Lo peor son las mañanas.
Me despierto, busco su calor y, ¡bum! Él ya no está. Él ya no está conmigo. Las noches emborronan mi memoria, y me hacen pensar que mi vida comenzó cuando le conocí. Cada mañana, en cuanto abro los ojos, una realidad fría y dura me golpea el pecho y hace que me cueste respirar. A veces tengo tentaciones de suicidarme. No sería la opción correcta y yo no soy una cobarde, así que lo descarto rápidamente.
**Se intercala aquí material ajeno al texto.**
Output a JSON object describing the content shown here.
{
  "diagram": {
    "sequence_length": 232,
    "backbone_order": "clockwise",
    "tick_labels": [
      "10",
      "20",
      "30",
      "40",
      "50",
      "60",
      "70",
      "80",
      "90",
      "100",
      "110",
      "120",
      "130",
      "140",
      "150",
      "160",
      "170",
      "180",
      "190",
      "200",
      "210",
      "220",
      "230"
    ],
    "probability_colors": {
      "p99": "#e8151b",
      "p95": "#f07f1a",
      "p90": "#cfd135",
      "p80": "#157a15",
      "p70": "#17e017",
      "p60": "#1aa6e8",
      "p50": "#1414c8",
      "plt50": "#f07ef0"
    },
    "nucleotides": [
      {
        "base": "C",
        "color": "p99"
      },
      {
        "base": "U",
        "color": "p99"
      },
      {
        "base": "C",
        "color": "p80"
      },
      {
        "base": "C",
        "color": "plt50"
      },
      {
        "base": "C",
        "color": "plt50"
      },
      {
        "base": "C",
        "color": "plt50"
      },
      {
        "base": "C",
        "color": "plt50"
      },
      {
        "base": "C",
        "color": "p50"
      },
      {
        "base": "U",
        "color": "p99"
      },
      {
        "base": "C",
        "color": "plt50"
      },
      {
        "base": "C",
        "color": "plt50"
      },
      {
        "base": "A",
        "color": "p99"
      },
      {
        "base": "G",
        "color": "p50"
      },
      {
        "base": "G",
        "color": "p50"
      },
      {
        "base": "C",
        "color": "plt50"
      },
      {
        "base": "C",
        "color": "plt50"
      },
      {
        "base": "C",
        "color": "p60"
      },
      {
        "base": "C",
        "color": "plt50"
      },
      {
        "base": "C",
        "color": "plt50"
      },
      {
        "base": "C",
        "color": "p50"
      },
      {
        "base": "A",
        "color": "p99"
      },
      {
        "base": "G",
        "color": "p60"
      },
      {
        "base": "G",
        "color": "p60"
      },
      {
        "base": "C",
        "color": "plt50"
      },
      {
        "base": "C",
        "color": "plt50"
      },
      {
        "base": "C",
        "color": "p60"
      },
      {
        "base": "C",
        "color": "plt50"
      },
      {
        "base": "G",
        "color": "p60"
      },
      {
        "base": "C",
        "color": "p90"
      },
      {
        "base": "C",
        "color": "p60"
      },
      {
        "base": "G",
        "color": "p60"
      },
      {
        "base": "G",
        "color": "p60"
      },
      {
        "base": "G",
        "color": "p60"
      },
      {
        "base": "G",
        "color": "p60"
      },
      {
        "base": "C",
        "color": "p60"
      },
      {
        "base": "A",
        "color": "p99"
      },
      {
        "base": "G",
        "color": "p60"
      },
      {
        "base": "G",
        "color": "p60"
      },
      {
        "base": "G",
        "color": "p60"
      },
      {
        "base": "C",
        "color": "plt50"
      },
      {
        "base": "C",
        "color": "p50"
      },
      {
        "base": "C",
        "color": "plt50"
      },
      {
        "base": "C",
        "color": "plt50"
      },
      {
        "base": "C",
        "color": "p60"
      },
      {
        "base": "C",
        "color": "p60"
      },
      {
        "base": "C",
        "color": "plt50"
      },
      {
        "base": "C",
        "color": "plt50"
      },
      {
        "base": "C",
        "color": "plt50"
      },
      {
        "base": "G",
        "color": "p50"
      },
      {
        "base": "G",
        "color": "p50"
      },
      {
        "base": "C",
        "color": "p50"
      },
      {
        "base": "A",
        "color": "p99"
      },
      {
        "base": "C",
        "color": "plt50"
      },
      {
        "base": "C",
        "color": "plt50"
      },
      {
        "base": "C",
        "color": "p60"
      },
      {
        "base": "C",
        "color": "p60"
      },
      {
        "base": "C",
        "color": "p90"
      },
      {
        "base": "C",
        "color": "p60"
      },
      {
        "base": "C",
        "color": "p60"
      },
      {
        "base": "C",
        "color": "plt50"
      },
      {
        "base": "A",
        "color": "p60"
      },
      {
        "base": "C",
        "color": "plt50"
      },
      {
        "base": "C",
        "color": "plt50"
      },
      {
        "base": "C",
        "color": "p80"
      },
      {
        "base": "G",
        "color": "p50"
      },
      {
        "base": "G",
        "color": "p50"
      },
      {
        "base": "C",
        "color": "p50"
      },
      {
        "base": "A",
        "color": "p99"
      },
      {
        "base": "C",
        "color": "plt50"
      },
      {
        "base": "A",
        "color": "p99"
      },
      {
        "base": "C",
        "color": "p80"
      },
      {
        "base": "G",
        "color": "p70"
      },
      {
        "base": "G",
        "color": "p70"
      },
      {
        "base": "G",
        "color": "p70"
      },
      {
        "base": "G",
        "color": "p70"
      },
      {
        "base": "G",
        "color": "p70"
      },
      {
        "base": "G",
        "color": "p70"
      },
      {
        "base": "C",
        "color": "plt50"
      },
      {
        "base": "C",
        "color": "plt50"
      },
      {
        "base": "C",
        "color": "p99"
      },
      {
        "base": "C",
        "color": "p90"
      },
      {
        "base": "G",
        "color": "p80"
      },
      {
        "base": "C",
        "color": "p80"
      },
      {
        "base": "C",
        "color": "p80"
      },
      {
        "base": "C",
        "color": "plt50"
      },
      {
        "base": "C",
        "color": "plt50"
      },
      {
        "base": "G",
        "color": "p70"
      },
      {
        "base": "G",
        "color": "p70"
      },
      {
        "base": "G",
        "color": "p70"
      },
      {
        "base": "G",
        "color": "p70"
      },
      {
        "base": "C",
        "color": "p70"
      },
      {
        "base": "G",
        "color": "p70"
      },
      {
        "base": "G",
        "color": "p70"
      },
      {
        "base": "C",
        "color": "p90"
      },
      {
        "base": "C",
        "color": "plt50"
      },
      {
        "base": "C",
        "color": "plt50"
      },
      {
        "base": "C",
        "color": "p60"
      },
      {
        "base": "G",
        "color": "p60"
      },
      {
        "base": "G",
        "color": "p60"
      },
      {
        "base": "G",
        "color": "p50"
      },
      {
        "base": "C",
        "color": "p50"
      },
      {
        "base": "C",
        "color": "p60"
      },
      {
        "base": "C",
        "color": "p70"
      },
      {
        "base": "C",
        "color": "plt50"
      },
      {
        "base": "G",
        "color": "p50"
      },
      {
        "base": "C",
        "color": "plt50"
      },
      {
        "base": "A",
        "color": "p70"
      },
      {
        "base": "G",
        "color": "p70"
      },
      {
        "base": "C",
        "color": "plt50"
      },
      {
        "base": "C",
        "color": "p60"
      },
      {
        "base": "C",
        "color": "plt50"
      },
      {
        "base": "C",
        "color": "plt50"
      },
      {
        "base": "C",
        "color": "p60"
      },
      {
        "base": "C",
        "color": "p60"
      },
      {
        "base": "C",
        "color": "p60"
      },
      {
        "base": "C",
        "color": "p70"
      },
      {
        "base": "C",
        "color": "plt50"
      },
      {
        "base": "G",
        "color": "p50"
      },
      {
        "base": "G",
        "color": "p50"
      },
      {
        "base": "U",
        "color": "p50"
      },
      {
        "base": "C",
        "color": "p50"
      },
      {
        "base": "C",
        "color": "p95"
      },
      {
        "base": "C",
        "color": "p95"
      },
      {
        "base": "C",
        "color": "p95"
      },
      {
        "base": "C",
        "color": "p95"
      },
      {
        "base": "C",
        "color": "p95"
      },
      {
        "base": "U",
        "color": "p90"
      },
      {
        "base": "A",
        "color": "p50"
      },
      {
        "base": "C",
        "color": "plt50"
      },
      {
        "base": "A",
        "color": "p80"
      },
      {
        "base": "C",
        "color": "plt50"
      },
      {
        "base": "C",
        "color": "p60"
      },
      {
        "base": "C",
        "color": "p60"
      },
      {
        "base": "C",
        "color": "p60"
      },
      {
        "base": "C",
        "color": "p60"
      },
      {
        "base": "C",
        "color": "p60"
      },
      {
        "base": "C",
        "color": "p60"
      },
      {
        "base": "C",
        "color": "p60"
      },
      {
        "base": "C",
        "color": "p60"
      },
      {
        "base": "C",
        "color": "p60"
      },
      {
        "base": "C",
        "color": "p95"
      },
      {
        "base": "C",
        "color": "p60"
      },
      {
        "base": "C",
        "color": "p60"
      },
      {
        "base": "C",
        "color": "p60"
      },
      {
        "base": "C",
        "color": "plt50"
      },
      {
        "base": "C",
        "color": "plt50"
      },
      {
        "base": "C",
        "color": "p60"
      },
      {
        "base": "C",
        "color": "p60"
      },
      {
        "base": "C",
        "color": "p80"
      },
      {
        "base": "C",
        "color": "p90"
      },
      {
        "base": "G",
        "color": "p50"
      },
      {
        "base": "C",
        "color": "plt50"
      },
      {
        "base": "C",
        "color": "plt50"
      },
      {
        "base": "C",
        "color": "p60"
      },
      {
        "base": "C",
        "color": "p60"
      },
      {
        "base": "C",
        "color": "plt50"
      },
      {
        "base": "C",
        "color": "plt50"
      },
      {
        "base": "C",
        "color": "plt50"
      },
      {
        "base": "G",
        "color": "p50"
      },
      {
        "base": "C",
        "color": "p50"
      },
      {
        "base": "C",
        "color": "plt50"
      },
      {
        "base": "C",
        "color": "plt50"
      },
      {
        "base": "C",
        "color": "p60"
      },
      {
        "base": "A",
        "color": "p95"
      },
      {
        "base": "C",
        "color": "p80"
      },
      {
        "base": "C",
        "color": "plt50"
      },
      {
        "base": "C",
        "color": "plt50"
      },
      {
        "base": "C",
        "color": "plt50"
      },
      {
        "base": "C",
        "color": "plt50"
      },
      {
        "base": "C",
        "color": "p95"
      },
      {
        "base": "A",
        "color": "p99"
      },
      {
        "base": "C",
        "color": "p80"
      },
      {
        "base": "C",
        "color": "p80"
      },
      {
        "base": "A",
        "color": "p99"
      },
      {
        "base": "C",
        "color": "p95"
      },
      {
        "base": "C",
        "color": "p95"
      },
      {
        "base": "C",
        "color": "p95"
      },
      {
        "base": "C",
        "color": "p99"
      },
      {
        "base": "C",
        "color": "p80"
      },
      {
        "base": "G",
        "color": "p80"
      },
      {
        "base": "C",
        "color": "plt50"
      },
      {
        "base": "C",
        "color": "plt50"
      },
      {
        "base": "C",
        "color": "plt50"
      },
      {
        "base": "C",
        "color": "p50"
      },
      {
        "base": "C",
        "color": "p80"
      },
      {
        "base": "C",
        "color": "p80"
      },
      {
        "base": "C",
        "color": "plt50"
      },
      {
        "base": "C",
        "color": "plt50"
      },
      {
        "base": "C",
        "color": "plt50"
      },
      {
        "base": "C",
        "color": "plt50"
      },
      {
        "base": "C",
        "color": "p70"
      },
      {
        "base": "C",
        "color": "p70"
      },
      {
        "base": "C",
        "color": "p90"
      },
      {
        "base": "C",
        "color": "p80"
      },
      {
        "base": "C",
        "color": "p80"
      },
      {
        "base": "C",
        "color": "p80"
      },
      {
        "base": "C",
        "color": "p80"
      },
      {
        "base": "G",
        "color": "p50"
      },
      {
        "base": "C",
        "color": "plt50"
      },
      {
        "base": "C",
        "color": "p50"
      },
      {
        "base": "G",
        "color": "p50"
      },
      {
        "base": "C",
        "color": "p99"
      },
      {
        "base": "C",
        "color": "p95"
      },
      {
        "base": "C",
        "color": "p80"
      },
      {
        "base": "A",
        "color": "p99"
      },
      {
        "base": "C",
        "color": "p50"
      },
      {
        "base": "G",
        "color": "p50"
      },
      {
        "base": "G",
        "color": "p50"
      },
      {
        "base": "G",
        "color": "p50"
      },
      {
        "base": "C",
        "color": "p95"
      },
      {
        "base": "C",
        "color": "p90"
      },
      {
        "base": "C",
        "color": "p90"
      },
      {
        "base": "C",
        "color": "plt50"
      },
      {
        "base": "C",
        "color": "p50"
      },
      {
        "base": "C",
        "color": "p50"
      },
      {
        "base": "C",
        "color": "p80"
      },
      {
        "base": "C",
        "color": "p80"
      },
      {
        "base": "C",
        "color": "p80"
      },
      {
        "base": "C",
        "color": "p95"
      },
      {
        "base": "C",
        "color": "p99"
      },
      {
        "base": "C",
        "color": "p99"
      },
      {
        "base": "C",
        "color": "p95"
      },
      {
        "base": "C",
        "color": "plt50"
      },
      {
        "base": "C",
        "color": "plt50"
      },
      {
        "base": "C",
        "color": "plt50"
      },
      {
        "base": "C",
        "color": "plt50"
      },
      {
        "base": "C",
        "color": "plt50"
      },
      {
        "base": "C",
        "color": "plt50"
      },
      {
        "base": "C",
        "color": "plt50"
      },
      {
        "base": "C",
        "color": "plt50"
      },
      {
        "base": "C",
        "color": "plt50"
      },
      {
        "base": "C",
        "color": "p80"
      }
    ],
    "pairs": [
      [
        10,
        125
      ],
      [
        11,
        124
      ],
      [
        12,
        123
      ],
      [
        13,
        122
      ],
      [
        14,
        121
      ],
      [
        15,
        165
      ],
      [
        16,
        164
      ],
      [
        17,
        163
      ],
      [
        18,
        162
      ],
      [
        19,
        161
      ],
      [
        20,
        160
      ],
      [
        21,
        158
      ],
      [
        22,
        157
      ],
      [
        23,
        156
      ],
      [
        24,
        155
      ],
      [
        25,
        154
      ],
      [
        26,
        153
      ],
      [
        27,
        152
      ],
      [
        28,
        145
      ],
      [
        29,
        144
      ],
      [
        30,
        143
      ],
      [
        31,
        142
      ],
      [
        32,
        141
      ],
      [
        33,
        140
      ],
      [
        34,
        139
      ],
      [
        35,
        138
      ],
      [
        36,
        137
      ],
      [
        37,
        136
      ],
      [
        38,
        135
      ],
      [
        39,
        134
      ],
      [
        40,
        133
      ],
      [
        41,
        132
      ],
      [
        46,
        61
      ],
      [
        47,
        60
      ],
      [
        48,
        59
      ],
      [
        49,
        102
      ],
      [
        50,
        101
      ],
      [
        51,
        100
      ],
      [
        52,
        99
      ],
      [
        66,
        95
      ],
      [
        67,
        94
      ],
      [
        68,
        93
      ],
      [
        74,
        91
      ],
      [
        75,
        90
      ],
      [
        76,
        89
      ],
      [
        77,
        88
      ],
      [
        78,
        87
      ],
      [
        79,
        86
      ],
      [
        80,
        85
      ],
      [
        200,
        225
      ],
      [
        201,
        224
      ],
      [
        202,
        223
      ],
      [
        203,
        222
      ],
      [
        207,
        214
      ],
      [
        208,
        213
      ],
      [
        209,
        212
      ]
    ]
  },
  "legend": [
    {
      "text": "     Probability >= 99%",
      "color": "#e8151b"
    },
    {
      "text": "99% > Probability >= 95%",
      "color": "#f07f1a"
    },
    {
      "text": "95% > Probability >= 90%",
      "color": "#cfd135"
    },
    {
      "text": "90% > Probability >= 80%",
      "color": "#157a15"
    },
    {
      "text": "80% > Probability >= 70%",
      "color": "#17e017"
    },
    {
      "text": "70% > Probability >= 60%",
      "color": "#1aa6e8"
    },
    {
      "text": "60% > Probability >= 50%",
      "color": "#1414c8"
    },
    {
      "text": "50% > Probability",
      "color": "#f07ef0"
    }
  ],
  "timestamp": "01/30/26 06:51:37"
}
Otras veces, mi cuerpo tiene más fuerza que mi cerebro y me dan ganas de golpear lo primero que se cruza en mi camino.
Pero, la mayoría de las veces, me quedo quieta en una esquina o junto a la ventana.
Y lloro.
Y tiemblo.
Y los dientes me castañean, y me muero de frío a pesar de los 18ºC de septiembre. Entonces viene ella. Sabe que no me gusta que haga tanto por mí, pero ella viene y me tapa con una manta. No me dice nada; a veces me abraza o se queda a mi lado, pero nunca pronuncia una sola palabra.
Tiene miedo de que cualquier cosa que me diga me recuerde a él y me ponga peor. Muchas tardes las paso sentada en un banco de la estación. Me siento, con una bufanda de lana tapándome la boca, la nariz y las orejas. La gente me suele mirar extrañada.
Pero mi cuerpo es demasiado débil como para aguantar el frío, y los huesos se me entumecen a los minutos de salir al exterior. Las lágrimas se congelan antes de caer por mis mejillas y decido regresar a mi hogar.
Y así todos los días. Cada despertar es una decepción. Y un golpe fuerte.
Porque él ya no está. Él ya no está conmigo.
(Siento mucho no actualizar esto más a menudo, pero el frío ha congelado mi inspiración y desde hace tiempo sólo me salen palabras tan tristes como éstas.)